As of late I had been getting chest discomfort walking up this really steep hill in our neighborhood on fitness walks with my family (which being a vegan, did not make sense until I began to re-read Dr. Esselstyn’s book). I was brushing it off as being out-of-shape because it is Winter and we have walked less when it is very, very cold.
I was attributing (rationalizing) the “discomfort” to the cold weather and my breathing. On our fitness walks I have had to slow down and either ask my family to wait, or let my kids get pretty far ahead…even a week into my “no oil” experiment this was so. The last walk we did, which was 18 days into my no oil diet, not only was that persistent pain walking up the hill GONE, but I lead my family on that hill and my kids had to catch up with me!!! It was in turning around to urge the kids to hurry up to get to me that I realized what had happened…I had to verbalize to the other Dr. Mueller and check on his assessment of all conditions being equivocal (it was one of the colder days we had been out walking with even occasional snow falling). I was able to lead on all the hills that day effortlessly!

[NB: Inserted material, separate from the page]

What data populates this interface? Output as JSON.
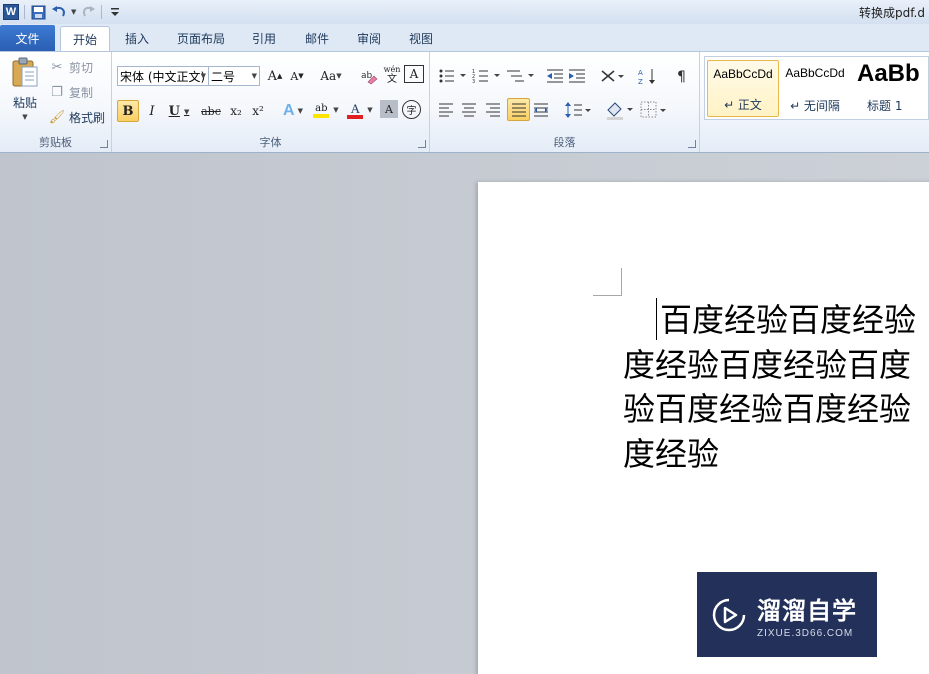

Dr. Esselstyn had said things like this happened to his patients, and it had happened for me when I was first Vegan. I had been vegetarian for decades due to my yoga practice, but still ate eggs and milk/cheese and again at the beginning of COVID when I gave up processed foods out of practicality - I felt stronger, better, and healthier/fit. It was just so insidious the way the processed food (vegan, but still “junk”) snuck back into my diet as the world re-opened to me post “COVID-normalization”. I know with results like the way I felt on my walk, there is no going back to the added oils in my diet! I will definitely consider convincing my children (and anyone else who will listen) to do the same. It is a small price to pay for the enormous gain of function to be able to stay healthy longer and keep up with my children - and presumably be around longer for them and hopefully their children as well.